Пара секунд паузы, затем он бросился. Я отмахнулся ножом, и он еле уклонился от удара в горло.
Снова пара секунд разглядывания и новый бросок. На это раз я сам бросился навстречу, прямо в объятия когтистых лап. Клыки уже у моего лица, но я успеваю всадить нож ему в живот и рывком вспорол до самого горла. Короткий, полный боли вой, недоумение в глазах, и зверь, цепляясь за меня, сполз на пол.
Снова тишина в зале. Последний из зверей смотрит на меня, на тела на полу, затем, взвыв от ярости, бросается к двери, и, расшвыряв тех, кто пытается его остановить, вырывается на улицу. Теперь уже там крики, шум, но они быстро удаляются.
Я обессилено прислонился к стенке. Вроде всего несколько ударов, но я чувствовал себя словно после разгрузки вагона с цементом. В горле пересохло, голова кружится, ноги подгибаются. Когда ко мне двинулся Текло, я уже в третий раз за вечер приготовился умереть — поводов для новых подозрений я дал предостаточно, а руки налились такой тяжестью, что не поднять. Медленно отступил назад, но ноги не держали и я сполз по стенке на пол.
Но Текло не стал меня убивать. Внимательно осмотрел, что-то сказал своим, но даже не прикоснулся. Затем дал новую команду, люди подхватили убитых мною, выволокли на середину зала и принялись рубить. С мрачной ярость, матами и непонятными проклятиями, будто вымещая свои старые страхи и ненависть. Потом отрубили мертвецам головы, руки, ноги и поволокли куски на улицу. В зале и так всё вокруг было залито кровью, а тут ещё эти устроили скотобойню… Стараясь сдержать тошноту, я отвернулся и встретился взглядом с Вероной. Оказывается, она всё это время сидела рядышком. Бледная, напряжённая.

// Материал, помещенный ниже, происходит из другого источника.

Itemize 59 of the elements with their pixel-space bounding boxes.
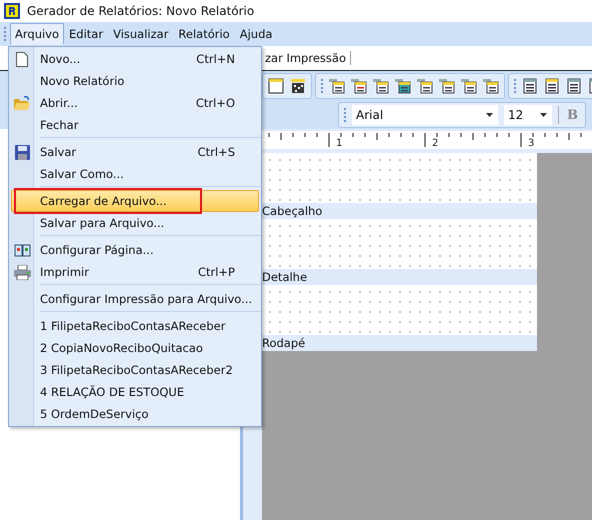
menu-item[interactable]: 3 FilipetaReciboContasAReceber2 — [9, 359, 261, 381]
menu-item[interactable]: Relatório — [173, 23, 235, 45]
menu-item[interactable]: Carregar de Arquivo... — [11, 190, 259, 212]
menu-item[interactable]: 5 OrdemDeServiço — [9, 403, 261, 425]
book-icon — [14, 243, 30, 257]
grip-handle[interactable] — [4, 27, 6, 41]
menu-item[interactable]: Abrir... Ctrl+O — [9, 92, 261, 114]
menu-item[interactable]: Visualizar — [108, 23, 174, 45]
band-label: Rodapé — [262, 335, 537, 351]
caret-icon — [540, 113, 547, 117]
table-icon[interactable] — [268, 78, 284, 94]
menu-item[interactable]: 1 FilipetaReciboContasAReceber — [9, 315, 261, 337]
tool-icon[interactable] — [439, 78, 455, 94]
list-icon[interactable] — [522, 78, 538, 94]
tool-icon[interactable] — [329, 78, 345, 94]
menu-item[interactable]: 4 RELAÇÃO DE ESTOQUE — [9, 381, 261, 403]
tool-icon[interactable] — [461, 78, 477, 94]
menu-item[interactable]: Editar — [64, 23, 108, 45]
list-icon[interactable] — [566, 78, 582, 94]
printer-icon — [14, 264, 30, 280]
band-label: Cabeçalho — [262, 203, 537, 219]
ruler-label: 3 — [528, 138, 534, 149]
menu-item[interactable]: Novo Relatório — [9, 70, 261, 92]
pattern-icon[interactable] — [290, 78, 306, 94]
tool-icon[interactable] — [417, 78, 433, 94]
grip-handle[interactable] — [514, 79, 516, 93]
tab[interactable]: zar Impressão — [265, 51, 351, 65]
grip-handle[interactable] — [344, 108, 346, 122]
menu-item[interactable]: Configurar Página... — [9, 239, 261, 261]
shortcut-text: Ctrl+P — [198, 265, 235, 279]
tool-icon[interactable] — [395, 78, 411, 94]
window-title: Gerador de Relatórios: Novo Relatório — [27, 4, 254, 18]
shortcut-text: Ctrl+N — [196, 52, 235, 66]
menu-item[interactable]: Configurar Impressão para Arquivo... — [9, 288, 261, 310]
menu-item[interactable]: 2 CopiaNovoReciboQuitacao — [9, 337, 261, 359]
menu-item[interactable]: Novo... Ctrl+N — [9, 48, 261, 70]
caret-icon — [486, 113, 493, 117]
document-icon — [16, 52, 28, 66]
menu-item[interactable]: Ajuda — [234, 23, 278, 45]
menu-item[interactable]: Salvar para Arquivo... — [9, 212, 261, 234]
shortcut-text: Ctrl+O — [196, 96, 235, 110]
menu-item[interactable]: Imprimir Ctrl+P — [9, 261, 261, 283]
grip-handle[interactable] — [321, 79, 323, 93]
tool-icon[interactable] — [483, 78, 499, 94]
menu-item[interactable]: Fechar — [9, 114, 261, 136]
folder-icon — [13, 96, 31, 110]
menu-item[interactable]: Arquivo — [10, 23, 64, 45]
size-dropdown[interactable]: 12 — [504, 105, 552, 125]
tool-icon[interactable] — [351, 78, 367, 94]
list-icon[interactable] — [544, 78, 560, 94]
ruler-label: 1 — [336, 138, 342, 149]
font-dropdown[interactable]: Arial — [352, 105, 498, 125]
shortcut-text: Ctrl+S — [198, 145, 235, 159]
app-logo-icon — [4, 3, 20, 19]
ruler-label: 2 — [432, 138, 438, 149]
tool-icon[interactable] — [373, 78, 389, 94]
band-label: Detalhe — [262, 269, 537, 285]
menu-item[interactable]: Salvar Ctrl+S — [9, 141, 261, 163]
menu-item[interactable]: Salvar Como... — [9, 163, 261, 185]
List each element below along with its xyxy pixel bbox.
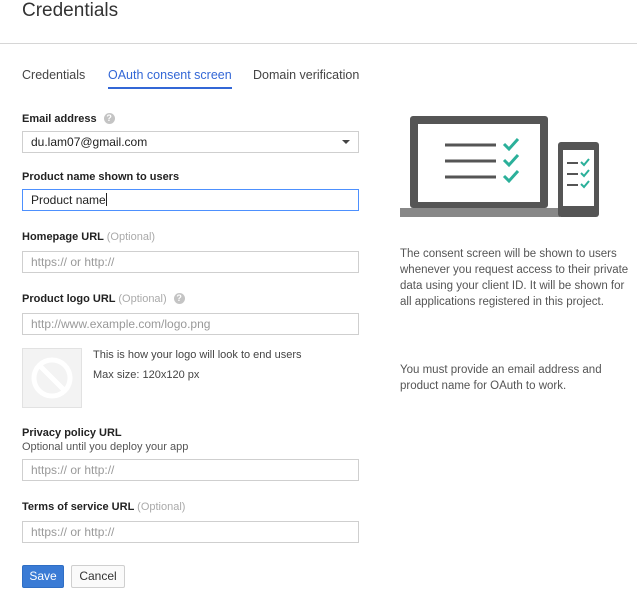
- product-name-value: Product name: [31, 193, 106, 207]
- tos-label: Terms of service URL (Optional): [22, 501, 185, 513]
- tos-optional: (Optional): [137, 501, 186, 513]
- product-name-input[interactable]: Product name: [22, 189, 359, 211]
- logo-label: Product logo URL (Optional)?: [22, 293, 185, 305]
- product-name-label: Product name shown to users: [22, 171, 180, 183]
- logo-label-text: Product logo URL: [22, 293, 116, 305]
- logo-size-text: Max size: 120x120 px: [93, 369, 200, 381]
- email-select[interactable]: du.lam07@gmail.com: [22, 131, 359, 153]
- homepage-label: Homepage URL (Optional): [22, 231, 155, 243]
- homepage-url-input[interactable]: https:// or http://: [22, 251, 359, 273]
- chevron-down-icon: [342, 140, 350, 144]
- tos-label-text: Terms of service URL: [22, 501, 135, 513]
- page-title: Credentials: [22, 0, 119, 21]
- logo-optional: (Optional): [118, 293, 167, 305]
- logo-preview: [22, 348, 82, 408]
- help-circle-icon[interactable]: ?: [103, 113, 115, 124]
- tos-url-input[interactable]: https:// or http://: [22, 521, 359, 543]
- text-cursor: [105, 193, 107, 206]
- no-image-icon: [31, 357, 73, 399]
- tab-oauth-consent-screen[interactable]: OAuth consent screen: [108, 68, 232, 89]
- tab-domain-verification[interactable]: Domain verification: [253, 68, 359, 82]
- homepage-optional: (Optional): [106, 231, 156, 243]
- privacy-sublabel: Optional until you deploy your app: [22, 441, 189, 453]
- privacy-label: Privacy policy URL: [22, 427, 122, 439]
- save-button[interactable]: Save: [22, 565, 64, 588]
- logo-url-input[interactable]: http://www.example.com/logo.png: [22, 313, 359, 335]
- page-header: Credentials: [0, 0, 637, 44]
- cancel-button[interactable]: Cancel: [71, 565, 125, 588]
- email-label: Email address?: [22, 113, 115, 125]
- tab-credentials[interactable]: Credentials: [22, 68, 85, 82]
- logo-preview-text: This is how your logo will look to end u…: [93, 349, 302, 361]
- email-value: du.lam07@gmail.com: [31, 135, 148, 149]
- consent-info-text: The consent screen will be shown to user…: [400, 248, 629, 308]
- help-circle-icon[interactable]: ?: [173, 293, 185, 304]
- homepage-label-text: Homepage URL: [22, 231, 104, 243]
- oauth-requirement-text: You must provide an email address and pr…: [400, 364, 602, 392]
- privacy-url-input[interactable]: https:// or http://: [22, 459, 359, 481]
- consent-devices-illustration: [400, 116, 599, 217]
- email-label-text: Email address: [22, 113, 97, 125]
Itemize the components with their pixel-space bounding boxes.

— Нечего пялиться! Дай лучше напиться.
Верона вздрогнула, быстренько принесла кружку с водой, но я даже не мог руку поднять. Тогда она сама меня напоила, а потом намочила платочек и стала, как маленькому, вытирать лицо. Платок мгновенно стал красным, но мне от такой простой процедуры стало легче. Передохнув немного, я встал на коленки, потом, держась за стенку, смог встать прямо. Верона пыталась помочь, но больше мешала. А когда я, пошатываясь, двинулся на улицу, попыталась даже подлезть под руку и поддержать меня. Вот ведь дура! Я весь был залит кровью и всяким непонятным дерьмом, а эта «сестра милосердия» жмётся ко мне в своём чистеньком платьице. Дура.
На улице воздух был свежее. Но моей истинной целью была бочка с дождевой водой на углу дома. Надо основательно измазаться в чём-то противном, чтобы понять наслаждение от прохладной чистой воды, текущей по телу. Я плескался, смывая с себя кровь и ещё что-то ощутимо неприятное, приставшее к телу, и остановился только когда уже не мог зачерпнуть воду. С меня текло ручьями, но в голове прояснилось. Ещё бы силёнок добавить, и было бы совсем хорошо.